UniConvNet: Expanding Effective Receptive Field while Maintaining Asymptotically Gaussian Distribution for ConvNets of Any Scale¶
Conference: ICCV 2025 arXiv: 2508.09000 Code: https://github.com/ai-paperwithcode/UniConvNet Area: Model Compression / Efficient Network Design Keywords: Convolutional Neural Networks, Effective Receptive Field, Asymptotically Gaussian Distribution, Lightweight Networks, Large-Kernel Convolution
TL;DR¶
This paper proposes UniConvNet, which employs a three-layer Receptive Field Aggregator (RFA) composed of moderately sized convolution kernels (7×7, 9×9, 11×11) to expand the Effective Receptive Field (ERF) while preserving its Asymptotically Gaussian Distribution (AGD), achieving consistent improvements over existing CNNs and ViTs across lightweight to large-scale model regimes.
Background & Motivation¶
Large-kernel convolutional networks (e.g., SLaK, UniRepLKNet) can achieve larger effective receptive fields but suffer from two critical issues:
High parameter and computational cost: Extremely large kernels introduce significant parameter and FLOPs overhead.

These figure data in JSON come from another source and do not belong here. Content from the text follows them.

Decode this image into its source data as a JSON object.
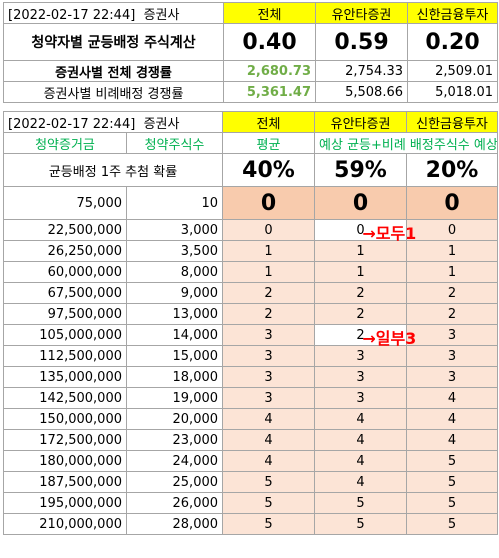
{
  "top": {
    "header": {
      "datetime": "[2022-02-17 22:44]",
      "label": "증권사",
      "col_all": "전체",
      "col_yuanta": "유안타증권",
      "col_shinhan": "신한금융투자"
    },
    "rows": [
      {
        "label": "청약자별 균등배정 주식계산",
        "values": [
          "0.40",
          "0.59",
          "0.20"
        ]
      },
      {
        "label": "증권사별 전체 경쟁률",
        "values": [
          "2,680.73",
          "2,754.33",
          "2,509.01"
        ]
      },
      {
        "label": "증권사별 비례배정 경쟁률",
        "values": [
          "5,361.47",
          "5,508.66",
          "5,018.01"
        ]
      }
    ]
  },
  "bottom": {
    "header": {
      "datetime": "[2022-02-17 22:44]",
      "label": "증권사",
      "col_all": "전체",
      "col_yuanta": "유안타증권",
      "col_shinhan": "신한금융투자"
    },
    "subheader": {
      "amount": "청약증거금",
      "shares": "청약주식수",
      "avg": "평균",
      "note": "예상 균등+비례 배정주식수 예상"
    },
    "prob_row": {
      "label": "균등배정 1주 추첨 확률",
      "values": [
        "40%",
        "59%",
        "20%"
      ]
    },
    "first_row": {
      "amount": "75,000",
      "shares": "10",
      "values": [
        "0",
        "0",
        "0"
      ]
    },
    "rows": [
      {
        "amount": "22,500,000",
        "shares": "3,000",
        "values": [
          "0",
          "0",
          "0"
        ]
      },
      {
        "amount": "26,250,000",
        "shares": "3,500",
        "values": [
          "1",
          "1",
          "1"
        ]
      },
      {
        "amount": "60,000,000",
        "shares": "8,000",
        "values": [
          "1",
          "1",
          "1"
        ]
      },
      {
        "amount": "67,500,000",
        "shares": "9,000",
        "values": [
          "2",
          "2",
          "2"
        ]
      },
      {
        "amount": "97,500,000",
        "shares": "13,000",
        "values": [
          "2",
          "2",
          "2"
        ]
      },
      {
        "amount": "105,000,000",
        "shares": "14,000",
        "values": [
          "3",
          "2",
          "3"
        ]
      },
      {
        "amount": "112,500,000",
        "shares": "15,000",
        "values": [
          "3",
          "3",
          "3"
        ]
      },
      {
        "amount": "135,000,000",
        "shares": "18,000",
        "values": [
          "3",
          "3",
          "3"
        ]
      },
      {
        "amount": "142,500,000",
        "shares": "19,000",
        "values": [
          "3",
          "3",
          "4"
        ]
      },
      {
        "amount": "150,000,000",
        "shares": "20,000",
        "values": [
          "4",
          "4",
          "4"
        ]
      },
      {
        "amount": "172,500,000",
        "shares": "23,000",
        "values": [
          "4",
          "4",
          "4"
        ]
      },
      {
        "amount": "180,000,000",
        "shares": "24,000",
        "values": [
          "4",
          "4",
          "5"
        ]
      },
      {
        "amount": "187,500,000",
        "shares": "25,000",
        "values": [
          "5",
          "4",
          "5"
        ]
      },
      {
        "amount": "195,000,000",
        "shares": "26,000",
        "values": [
          "5",
          "5",
          "5"
        ]
      },
      {
        "amount": "210,000,000",
        "shares": "28,000",
        "values": [
          "5",
          "5",
          "5"
        ]
      }
    ],
    "annotations": {
      "all": "→모두1",
      "some": "→일부3"
    }
  }
}
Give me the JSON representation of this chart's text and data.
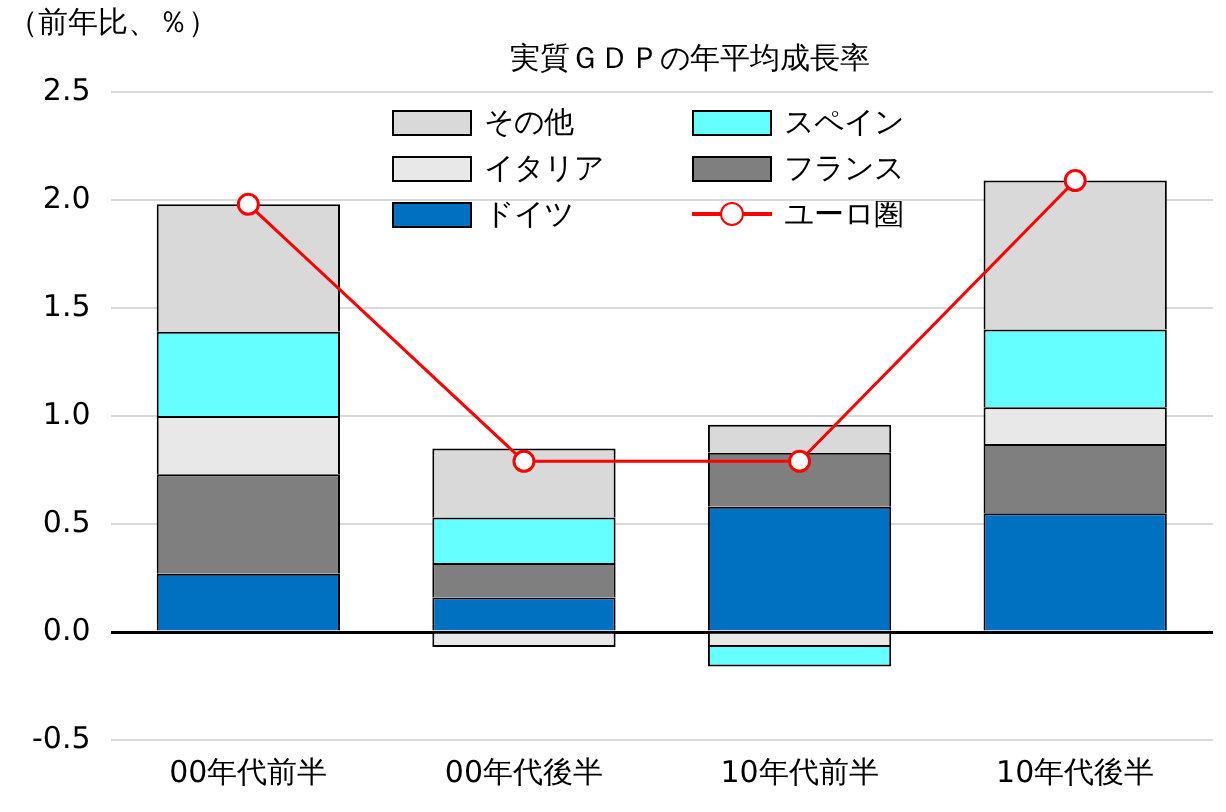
{
  "chart_data": {
    "type": "bar",
    "title": "実質ＧＤＰの年平均成長率",
    "ylabel": "（前年比、％）",
    "stacked": true,
    "categories": [
      "00年代前半",
      "00年代後半",
      "10年代前半",
      "10年代後半"
    ],
    "series": [
      {
        "name": "ドイツ",
        "color": "#0070c0",
        "values": [
          0.27,
          0.16,
          0.58,
          0.55
        ]
      },
      {
        "name": "フランス",
        "color": "#7f7f7f",
        "values": [
          0.46,
          0.16,
          0.25,
          0.32
        ]
      },
      {
        "name": "イタリア",
        "color": "#e8e8e8",
        "values": [
          0.27,
          -0.07,
          -0.07,
          0.17
        ]
      },
      {
        "name": "スペイン",
        "color": "#66ffff",
        "values": [
          0.39,
          0.21,
          -0.09,
          0.36
        ]
      },
      {
        "name": "その他",
        "color": "#d9d9d9",
        "values": [
          0.59,
          0.32,
          0.13,
          0.69
        ]
      },
      {
        "name": "ユーロ圏",
        "type": "line",
        "color": "#ff0000",
        "values": [
          1.98,
          0.79,
          0.79,
          2.09
        ]
      }
    ],
    "ylim": [
      -0.5,
      2.5
    ],
    "yticks": [
      {
        "value": -0.5,
        "label": "-0.5"
      },
      {
        "value": 0,
        "label": "0.0"
      },
      {
        "value": 0.5,
        "label": "0.5"
      },
      {
        "value": 1,
        "label": "1.0"
      },
      {
        "value": 1.5,
        "label": "1.5"
      },
      {
        "value": 2,
        "label": "2.0"
      },
      2.5
    ],
    "grid": "y",
    "legend": "top",
    "marker": "circle"
  }
}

Disruption of the AGD of ERF: Large-kernel convolutions cause the multi-scale influence distribution of the ERF to deviate from the natural intuition that pixels closer to the output should exert greater influence.
Traditional small-kernel networks (e.g., ResNet-101) naturally satisfy AGD through multi-scale gradient influence when stacking 3×3 convolutions, albeit with a limited ERF. The core problem addressed in this paper is: Can smaller convolution kernels be combined appropriately to simultaneously enlarge the ERF and preserve AGD?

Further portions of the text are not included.